I made potatoes au gratin with kielbasa a couple of days ago which I’ll definitely make again:

4 Klondike Rose potatoes sliced ¼” thick
1 onion, sliced into half moons
4 large garlic cloves smashed and minced
3 springs fresh rosemary

Boil in salted water until potatoes are done and onion is translucent.  Drain and remove rosemary stems.

You will also need:
1/3# sliced, fried kielbasa
2/3 C shredded cheddar cheese, divided


Layer half of potato/onion mixture in bottom of casserole.

Add a layer of shredded cheddar cheese.

Add a layer of kielbasa, sliced thin and fried lightly, about 1/3#

Add last half of potato/onion mixture 

Top with another layer of shredded cheddar.

Cover with foil and bake at 350° for 20 minutes, uncover and bake another 10 minutes.

Using red potatoes helps because they hold their shape when boiled.


----------



## Aunt Bea (May 29, 2011)

I will give these a try!  

This is one recipe that I would usually have the ingredients on hand for.

Thanks B


----------



## Zhizara (May 29, 2011)

You're welcome.  I love it that it's always cooked through and with the red potatoes, they are already cooked but don't get soggy.


----------



## PrincessFiona60 (May 29, 2011)

I am so making this...but, I'm saving the boiling water for stock.


----------



## Zhizara (May 29, 2011)

PrincessFiona60 said:


> I am so making this...but, I'm saving the boiling water for stock.



I should have said that, but wasn't thinking.  No more room for anything else in my freezer right now.


----------



## PrincessFiona60 (May 29, 2011)

Zhizara said:


> I should have said that, but wasn't thinking.  No more room for anything else in my freezer right now.



I'm making pulled pork today and tossing the veg scraps in another pot for stock...it seems I never give up.

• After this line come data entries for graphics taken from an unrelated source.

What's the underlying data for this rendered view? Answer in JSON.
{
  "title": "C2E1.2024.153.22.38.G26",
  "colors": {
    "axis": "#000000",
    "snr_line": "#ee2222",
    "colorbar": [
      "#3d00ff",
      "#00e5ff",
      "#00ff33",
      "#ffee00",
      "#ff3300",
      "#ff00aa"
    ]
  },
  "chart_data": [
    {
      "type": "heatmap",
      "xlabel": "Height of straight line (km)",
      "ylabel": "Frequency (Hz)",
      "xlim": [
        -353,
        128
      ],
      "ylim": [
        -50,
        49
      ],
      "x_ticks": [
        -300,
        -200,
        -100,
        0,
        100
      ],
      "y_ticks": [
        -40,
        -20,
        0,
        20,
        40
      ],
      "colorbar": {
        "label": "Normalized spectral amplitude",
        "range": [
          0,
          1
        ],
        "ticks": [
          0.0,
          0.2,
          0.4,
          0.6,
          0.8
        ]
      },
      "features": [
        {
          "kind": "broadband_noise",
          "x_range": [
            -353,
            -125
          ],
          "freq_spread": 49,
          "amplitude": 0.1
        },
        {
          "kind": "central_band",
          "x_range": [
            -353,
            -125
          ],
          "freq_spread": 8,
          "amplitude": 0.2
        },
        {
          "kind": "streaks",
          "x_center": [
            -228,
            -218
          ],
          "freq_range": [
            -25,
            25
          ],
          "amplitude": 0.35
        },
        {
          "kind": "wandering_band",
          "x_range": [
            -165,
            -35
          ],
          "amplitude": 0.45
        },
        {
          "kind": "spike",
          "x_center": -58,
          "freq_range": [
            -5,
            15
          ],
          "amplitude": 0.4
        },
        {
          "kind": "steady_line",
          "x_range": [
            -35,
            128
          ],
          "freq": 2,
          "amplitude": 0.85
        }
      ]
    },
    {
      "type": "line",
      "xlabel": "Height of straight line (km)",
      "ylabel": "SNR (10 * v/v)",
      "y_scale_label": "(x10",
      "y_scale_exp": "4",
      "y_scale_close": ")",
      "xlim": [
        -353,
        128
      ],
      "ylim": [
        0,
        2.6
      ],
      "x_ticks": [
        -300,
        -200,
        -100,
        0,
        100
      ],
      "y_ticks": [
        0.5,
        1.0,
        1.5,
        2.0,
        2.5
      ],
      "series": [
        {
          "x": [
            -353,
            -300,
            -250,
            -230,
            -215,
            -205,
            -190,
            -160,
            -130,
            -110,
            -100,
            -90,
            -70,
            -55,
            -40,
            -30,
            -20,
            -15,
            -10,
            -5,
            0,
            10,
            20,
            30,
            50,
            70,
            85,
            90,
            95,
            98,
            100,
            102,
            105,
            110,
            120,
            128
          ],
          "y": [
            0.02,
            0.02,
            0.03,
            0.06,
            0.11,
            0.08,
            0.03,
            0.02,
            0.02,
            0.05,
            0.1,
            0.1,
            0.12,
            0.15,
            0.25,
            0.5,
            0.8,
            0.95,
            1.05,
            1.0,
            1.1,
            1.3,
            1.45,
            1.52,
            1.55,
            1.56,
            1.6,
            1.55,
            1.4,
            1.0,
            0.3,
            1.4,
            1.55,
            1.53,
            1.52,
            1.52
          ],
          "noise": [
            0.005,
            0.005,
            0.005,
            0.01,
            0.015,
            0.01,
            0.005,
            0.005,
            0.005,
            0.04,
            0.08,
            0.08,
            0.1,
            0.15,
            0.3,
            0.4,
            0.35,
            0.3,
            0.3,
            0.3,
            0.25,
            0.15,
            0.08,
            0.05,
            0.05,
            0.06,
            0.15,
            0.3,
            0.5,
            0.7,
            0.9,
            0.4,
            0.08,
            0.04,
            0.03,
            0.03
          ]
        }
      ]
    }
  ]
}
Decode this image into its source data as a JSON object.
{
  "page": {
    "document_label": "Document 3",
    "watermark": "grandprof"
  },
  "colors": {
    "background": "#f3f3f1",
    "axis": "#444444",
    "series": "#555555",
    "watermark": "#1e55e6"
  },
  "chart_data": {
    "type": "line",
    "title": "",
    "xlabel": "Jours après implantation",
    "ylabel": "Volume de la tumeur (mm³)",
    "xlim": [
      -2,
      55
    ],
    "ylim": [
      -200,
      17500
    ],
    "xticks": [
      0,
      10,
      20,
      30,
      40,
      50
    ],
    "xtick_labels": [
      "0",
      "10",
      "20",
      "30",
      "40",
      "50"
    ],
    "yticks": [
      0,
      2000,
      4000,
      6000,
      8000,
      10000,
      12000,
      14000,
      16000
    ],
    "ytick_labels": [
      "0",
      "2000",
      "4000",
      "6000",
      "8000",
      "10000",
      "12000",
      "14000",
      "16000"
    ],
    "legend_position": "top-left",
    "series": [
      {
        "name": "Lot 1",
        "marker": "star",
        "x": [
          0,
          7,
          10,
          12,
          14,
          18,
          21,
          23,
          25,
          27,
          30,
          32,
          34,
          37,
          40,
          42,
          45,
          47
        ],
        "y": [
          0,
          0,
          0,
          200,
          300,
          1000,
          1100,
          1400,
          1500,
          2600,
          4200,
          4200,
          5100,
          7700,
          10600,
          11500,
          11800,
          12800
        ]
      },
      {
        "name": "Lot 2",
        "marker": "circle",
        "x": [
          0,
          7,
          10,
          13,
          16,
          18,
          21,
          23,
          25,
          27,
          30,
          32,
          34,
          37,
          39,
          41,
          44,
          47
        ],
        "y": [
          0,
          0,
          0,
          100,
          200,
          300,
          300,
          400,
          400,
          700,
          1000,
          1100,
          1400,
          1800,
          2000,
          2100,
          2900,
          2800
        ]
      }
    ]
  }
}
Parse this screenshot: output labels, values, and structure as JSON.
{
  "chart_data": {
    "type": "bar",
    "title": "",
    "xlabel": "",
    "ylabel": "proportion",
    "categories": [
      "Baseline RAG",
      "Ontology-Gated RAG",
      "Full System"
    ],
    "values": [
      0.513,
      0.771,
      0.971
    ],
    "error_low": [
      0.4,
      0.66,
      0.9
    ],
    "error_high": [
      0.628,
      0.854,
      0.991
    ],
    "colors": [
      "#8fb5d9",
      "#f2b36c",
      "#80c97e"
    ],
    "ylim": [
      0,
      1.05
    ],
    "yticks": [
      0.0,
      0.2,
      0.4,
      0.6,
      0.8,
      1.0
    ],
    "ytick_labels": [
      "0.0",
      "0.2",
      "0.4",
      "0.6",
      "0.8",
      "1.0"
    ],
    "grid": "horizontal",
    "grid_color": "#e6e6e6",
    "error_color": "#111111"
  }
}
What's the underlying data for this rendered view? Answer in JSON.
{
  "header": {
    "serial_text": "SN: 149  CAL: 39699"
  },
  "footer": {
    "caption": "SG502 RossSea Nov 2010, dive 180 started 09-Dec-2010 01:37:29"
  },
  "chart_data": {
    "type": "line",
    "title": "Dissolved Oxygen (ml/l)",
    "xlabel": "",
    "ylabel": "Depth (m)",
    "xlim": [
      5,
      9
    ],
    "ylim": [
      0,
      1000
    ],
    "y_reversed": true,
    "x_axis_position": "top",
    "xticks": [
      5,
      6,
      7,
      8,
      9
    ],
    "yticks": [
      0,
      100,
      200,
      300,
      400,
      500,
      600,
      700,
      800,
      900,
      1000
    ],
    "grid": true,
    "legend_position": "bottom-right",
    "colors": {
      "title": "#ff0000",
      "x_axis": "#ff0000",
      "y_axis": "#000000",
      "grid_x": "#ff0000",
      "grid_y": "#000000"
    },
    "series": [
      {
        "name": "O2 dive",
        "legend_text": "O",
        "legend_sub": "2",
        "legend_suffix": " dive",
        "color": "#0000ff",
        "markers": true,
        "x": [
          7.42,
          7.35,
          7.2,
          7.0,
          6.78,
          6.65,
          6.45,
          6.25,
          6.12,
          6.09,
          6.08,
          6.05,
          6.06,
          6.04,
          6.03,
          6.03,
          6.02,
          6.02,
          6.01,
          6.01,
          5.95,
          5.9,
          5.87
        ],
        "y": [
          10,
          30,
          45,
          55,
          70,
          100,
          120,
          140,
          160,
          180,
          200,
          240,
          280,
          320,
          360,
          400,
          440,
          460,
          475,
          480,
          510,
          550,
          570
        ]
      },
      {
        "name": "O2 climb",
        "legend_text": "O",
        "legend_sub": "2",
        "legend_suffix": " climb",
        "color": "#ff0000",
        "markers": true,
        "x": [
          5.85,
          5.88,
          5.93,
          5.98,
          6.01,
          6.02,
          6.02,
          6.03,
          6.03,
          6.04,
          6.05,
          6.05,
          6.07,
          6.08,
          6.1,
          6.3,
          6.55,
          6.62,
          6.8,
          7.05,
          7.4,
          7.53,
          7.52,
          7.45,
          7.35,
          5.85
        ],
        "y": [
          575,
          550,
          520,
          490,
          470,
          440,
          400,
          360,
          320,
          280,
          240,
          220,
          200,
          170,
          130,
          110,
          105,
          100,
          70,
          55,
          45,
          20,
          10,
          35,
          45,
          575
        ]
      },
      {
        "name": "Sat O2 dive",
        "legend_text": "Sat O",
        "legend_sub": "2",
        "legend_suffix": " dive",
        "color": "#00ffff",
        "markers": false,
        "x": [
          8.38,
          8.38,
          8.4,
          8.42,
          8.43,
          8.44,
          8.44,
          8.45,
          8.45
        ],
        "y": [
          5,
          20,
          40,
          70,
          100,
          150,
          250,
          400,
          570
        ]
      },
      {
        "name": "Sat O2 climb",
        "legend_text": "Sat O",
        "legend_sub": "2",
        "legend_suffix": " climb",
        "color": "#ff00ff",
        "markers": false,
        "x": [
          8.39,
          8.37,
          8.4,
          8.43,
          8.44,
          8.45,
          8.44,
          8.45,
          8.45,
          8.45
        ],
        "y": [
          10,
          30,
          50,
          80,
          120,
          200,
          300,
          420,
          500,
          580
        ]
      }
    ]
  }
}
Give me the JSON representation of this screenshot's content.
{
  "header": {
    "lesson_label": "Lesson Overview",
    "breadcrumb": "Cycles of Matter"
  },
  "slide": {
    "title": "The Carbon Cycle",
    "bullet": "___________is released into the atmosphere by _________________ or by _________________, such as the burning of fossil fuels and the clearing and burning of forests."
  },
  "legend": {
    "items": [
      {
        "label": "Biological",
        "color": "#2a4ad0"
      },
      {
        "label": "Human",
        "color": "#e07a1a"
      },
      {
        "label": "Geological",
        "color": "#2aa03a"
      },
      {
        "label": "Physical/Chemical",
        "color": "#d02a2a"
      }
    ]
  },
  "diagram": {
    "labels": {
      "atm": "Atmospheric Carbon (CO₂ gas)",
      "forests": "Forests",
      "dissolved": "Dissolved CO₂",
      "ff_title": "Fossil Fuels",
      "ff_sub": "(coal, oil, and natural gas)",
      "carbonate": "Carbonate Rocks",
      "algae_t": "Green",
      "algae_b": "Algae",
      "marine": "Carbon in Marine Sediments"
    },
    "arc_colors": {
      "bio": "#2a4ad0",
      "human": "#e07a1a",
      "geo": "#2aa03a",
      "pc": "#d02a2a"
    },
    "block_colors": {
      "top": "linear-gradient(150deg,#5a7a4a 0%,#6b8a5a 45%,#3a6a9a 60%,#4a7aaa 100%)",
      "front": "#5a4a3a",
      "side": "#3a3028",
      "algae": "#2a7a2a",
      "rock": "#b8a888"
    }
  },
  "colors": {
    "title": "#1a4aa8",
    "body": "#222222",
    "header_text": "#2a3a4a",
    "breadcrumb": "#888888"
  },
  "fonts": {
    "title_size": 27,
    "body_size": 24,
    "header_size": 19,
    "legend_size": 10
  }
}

I was lucky and got some Vidalias...don't want to waste any part of them.


----------



## Aunt Bea (May 29, 2011)

When I was growing up my stepfather used to complain that the freezer ate better than he did!


----------



## ranleemil (May 29, 2011)

One of the best and easiest gratins of potatoes is Jeffrey Steingarten's short cut recipe for Potato Dauphinoise. I don't have the recipe at hand, but you can easily find it through Google. A Le Creuset cast iron gratin dish also helps turn this dish out perfectly every time! (I use the smaller one.)


----------



## Zhizara (Jun 4, 2011)

I made this again today using a handful of fresh thyme clippings, and browned ground sausage.

I boiled the sliced potatoes and onions with the thyme and salted the water with beef bullion.  

It was excellent too.  Plus, I have the flavored potato water to make soup with tomorrow.


----------